Representation Gaps
The folks behind populist political groups have long claimed that their campaigns fill a “political representation gap” that the existing parties fail to account for.
The nature of these purported gaps vary by country and time period, but many recent examples for right-leaning populist movements revolve around things like immigration and rights that have been granted to traditionally excluded groups (like those of a lower ‘caste,’ homosexuals, or those of a lower economic class) gaining rights or benefits (the right to vote, the right to marry, social safety nets) that were previously exclusive to those who don’t like the changing state of affairs and who thus support these populist movements.
This idea that mainstream political parties are failing to represent a large portion of the population through their lawmaking, and that further, this lack of representation suggests a fundamental failure of the democratic system, hadn’t ever really been thoroughly assessed until a flurry of studies were conducted between 2019 and 2024, looking at various facets of this claim.

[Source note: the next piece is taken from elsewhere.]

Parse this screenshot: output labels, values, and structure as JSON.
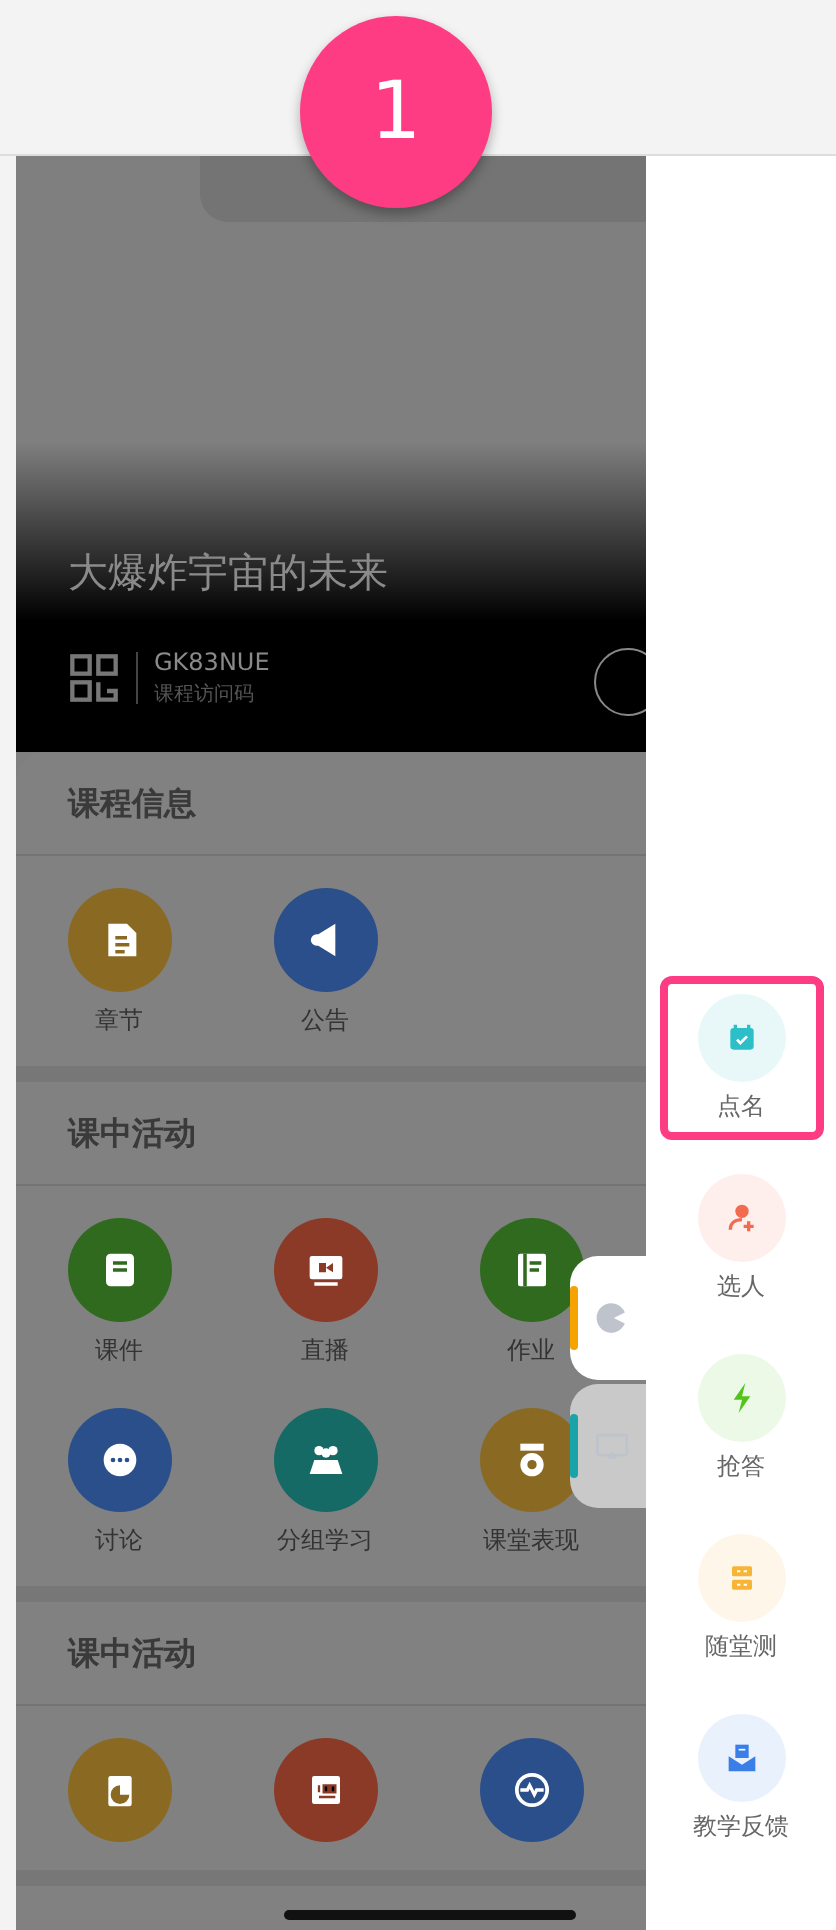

One study found that (in the EU) right-wing populist groups do seem to fill representation gaps, because parliamentarians near-universally are about one standard-deviation more culturally liberal than the people they represent.

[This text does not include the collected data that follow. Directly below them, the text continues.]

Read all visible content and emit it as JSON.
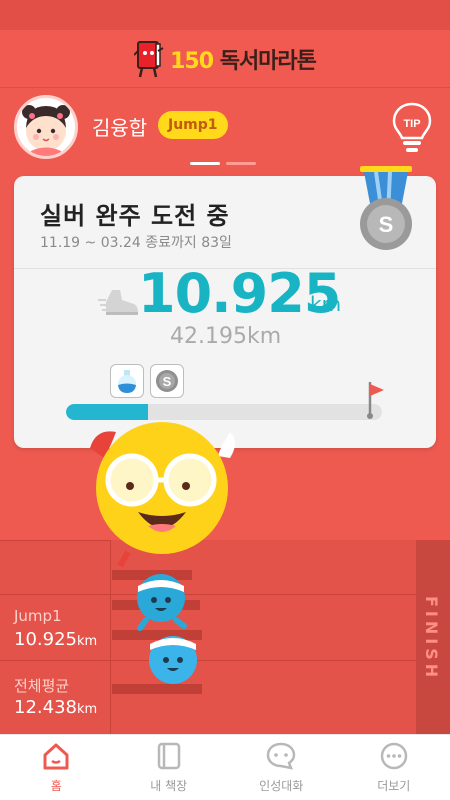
{
  "app": {
    "logo_number": "150",
    "logo_text": "독서마라톤"
  },
  "profile": {
    "name": "김융합",
    "level": "Jump1",
    "tip_label": "TIP"
  },
  "card": {
    "title": "실버 완주 도전 중",
    "period": "11.19 ~ 03.24 종료까지 83일",
    "distance": "10.925",
    "distance_unit": "km",
    "goal": "42.195km",
    "medal_letter": "S",
    "progress_fraction": 0.259,
    "bubble_letter": "S"
  },
  "stats": [
    {
      "label": "Jump1",
      "value": "10.925",
      "unit": "km"
    },
    {
      "label": "전체평균",
      "value": "12.438",
      "unit": "km"
    }
  ],
  "finish_label": "FINISH",
  "tabs": [
    {
      "label": "홈",
      "icon": "home-icon",
      "active": true
    },
    {
      "label": "내 책장",
      "icon": "bookshelf-icon",
      "active": false
    },
    {
      "label": "인성대화",
      "icon": "chat-icon",
      "active": false
    },
    {
      "label": "더보기",
      "icon": "more-icon",
      "active": false
    }
  ],
  "colors": {
    "primary": "#ef5a50",
    "accent": "#19b4c4",
    "badge": "#ffd91a"
  }
}
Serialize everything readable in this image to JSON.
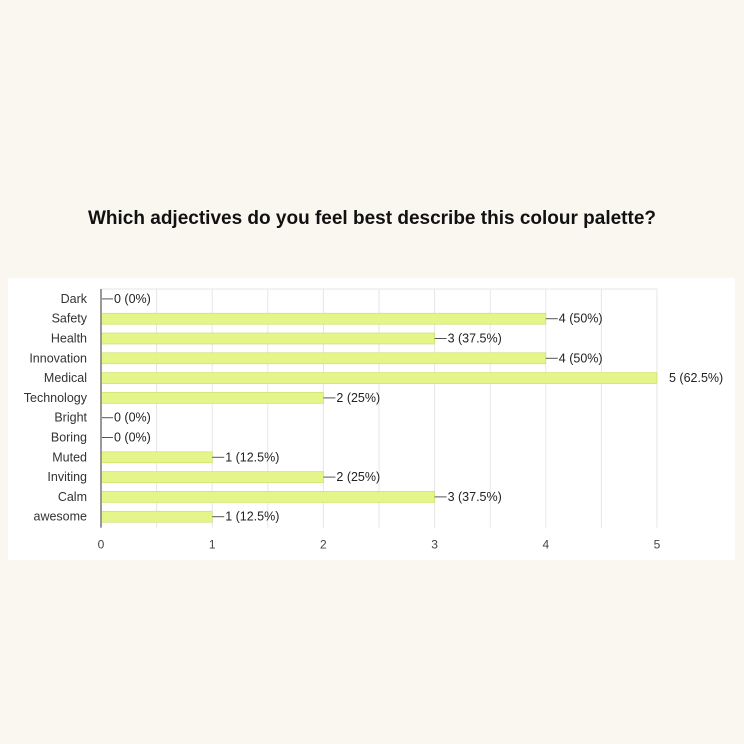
{
  "page": {
    "title": "Which adjectives do you feel best describe this colour palette?"
  },
  "colors": {
    "background": "#faf7f0",
    "bar": "#e5f58a",
    "bar_stroke": "#c9dc5f",
    "grid": "#e6e6e6",
    "axis": "#999999"
  },
  "chart_data": {
    "type": "bar",
    "orientation": "horizontal",
    "categories": [
      "Dark",
      "Safety",
      "Health",
      "Innovation",
      "Medical",
      "Technology",
      "Bright",
      "Boring",
      "Muted",
      "Inviting",
      "Calm",
      "awesome"
    ],
    "values": [
      0,
      4,
      3,
      4,
      5,
      2,
      0,
      0,
      1,
      2,
      3,
      1
    ],
    "data_labels": [
      "0 (0%)",
      "4 (50%)",
      "3 (37.5%)",
      "4 (50%)",
      "5 (62.5%)",
      "2 (25%)",
      "0 (0%)",
      "0 (0%)",
      "1 (12.5%)",
      "2 (25%)",
      "3 (37.5%)",
      "1 (12.5%)"
    ],
    "xlim": [
      0,
      5
    ],
    "xticks": [
      "0",
      "1",
      "2",
      "3",
      "4",
      "5"
    ],
    "grid": true,
    "legend": "none"
  }
}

That seems to be the case in nearly all 27 assessed countries, applies to nearly all cultural issues, is true across nearly all mainstream political parties, and holds across all major demographic groups.
So politicians are a bit more liberal than the people who elect them, and this, it stands to reason, creates a gap (approximately a standard-deviation wide) between what’s happening in the government and what the people on the ground would like to see happening. Right-wing populist groups claim to fill this gap.

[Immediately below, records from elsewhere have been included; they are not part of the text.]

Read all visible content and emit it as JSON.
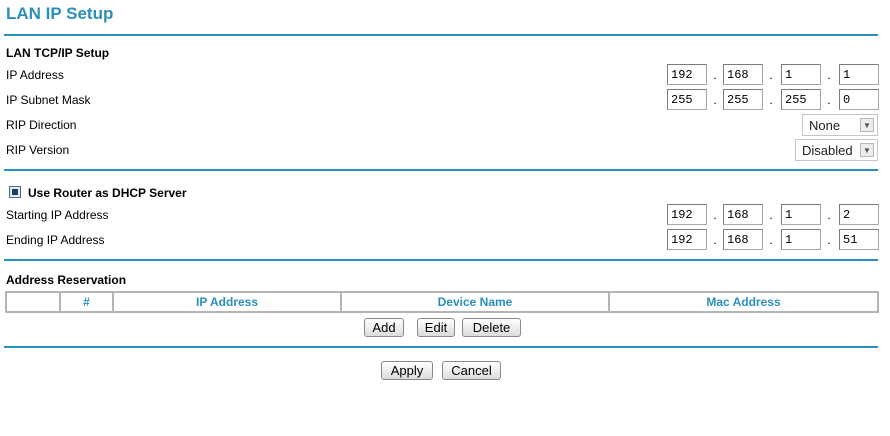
{
  "page": {
    "title": "LAN IP Setup"
  },
  "lan_tcpip": {
    "heading": "LAN TCP/IP Setup",
    "ip_address_label": "IP Address",
    "ip_address": [
      "192",
      "168",
      "1",
      "1"
    ],
    "subnet_mask_label": "IP Subnet Mask",
    "subnet_mask": [
      "255",
      "255",
      "255",
      "0"
    ],
    "rip_direction_label": "RIP Direction",
    "rip_direction_value": "None",
    "rip_version_label": "RIP Version",
    "rip_version_value": "Disabled"
  },
  "dhcp": {
    "use_router_label": "Use Router as DHCP Server",
    "use_router_checked": true,
    "starting_ip_label": "Starting IP Address",
    "starting_ip": [
      "192",
      "168",
      "1",
      "2"
    ],
    "ending_ip_label": "Ending IP Address",
    "ending_ip": [
      "192",
      "168",
      "1",
      "51"
    ]
  },
  "reservation": {
    "heading": "Address Reservation",
    "columns": [
      "",
      "#",
      "IP Address",
      "Device Name",
      "Mac Address"
    ],
    "add_label": "Add",
    "edit_label": "Edit",
    "delete_label": "Delete"
  },
  "actions": {
    "apply_label": "Apply",
    "cancel_label": "Cancel"
  },
  "colors": {
    "accent": "#2a8fbd",
    "table_border": "#b4b4b4"
  },
  "icons": {
    "dropdown": "chevron-down-icon",
    "checkbox": "checkbox-checked-icon"
  }
}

There’s a chance that this gap exists, at least in part, because the priorities of politicians and the priorities of non-politicians (whatever their respective political leanings) will sometimes be at odds because of what’s legible and vital to these two groups.
In the case of immigration, for instance, many politicians support it, even when their constituents do not, because immigration tends to be a net-positive for the countries that see inflows of more workers, more people who start companies, and more tax-payers to help maintain roads and pay for schools and such. Their goal is to goose these numbers, so immigration will often feel like an obvious win to them.
For the folks on the ground, though, things might not be as straightforward. In Germany’s case, there’s evidence that the right-wing populist party AfD has done so well because it has almost entirely focused on the issue of immigration from Muslim-majority countries. Government-collected data show that most Germans in the 20-teens said they didn’t want more immigration from these countries because they felt it was creating uncomfortable cultural issues in their neighborhoods and straining social systems, but politicians from the major political parties continued to pass legislation that either maintained or increased immigration from those countries.
The same general trend seemed to play out across Europe, which perhaps helps explain why right-wing populism in particular has been on such a tear in the region over the past decade.
While this suggests populism does help fill representation gaps in some instances, the claim that populism is a solution to fundamental issues with democracies doesn’t seem to hold as much water.
Research from 2023 indicates that while there seem to be substantial non-systemic representation gaps in some areas, there doesn’t seem to be a fundamental issue with the structure of these systems; it’s a problem of representation, platform focus, and messaging, basically, rather than an unfixable flaw in the way these democracies function.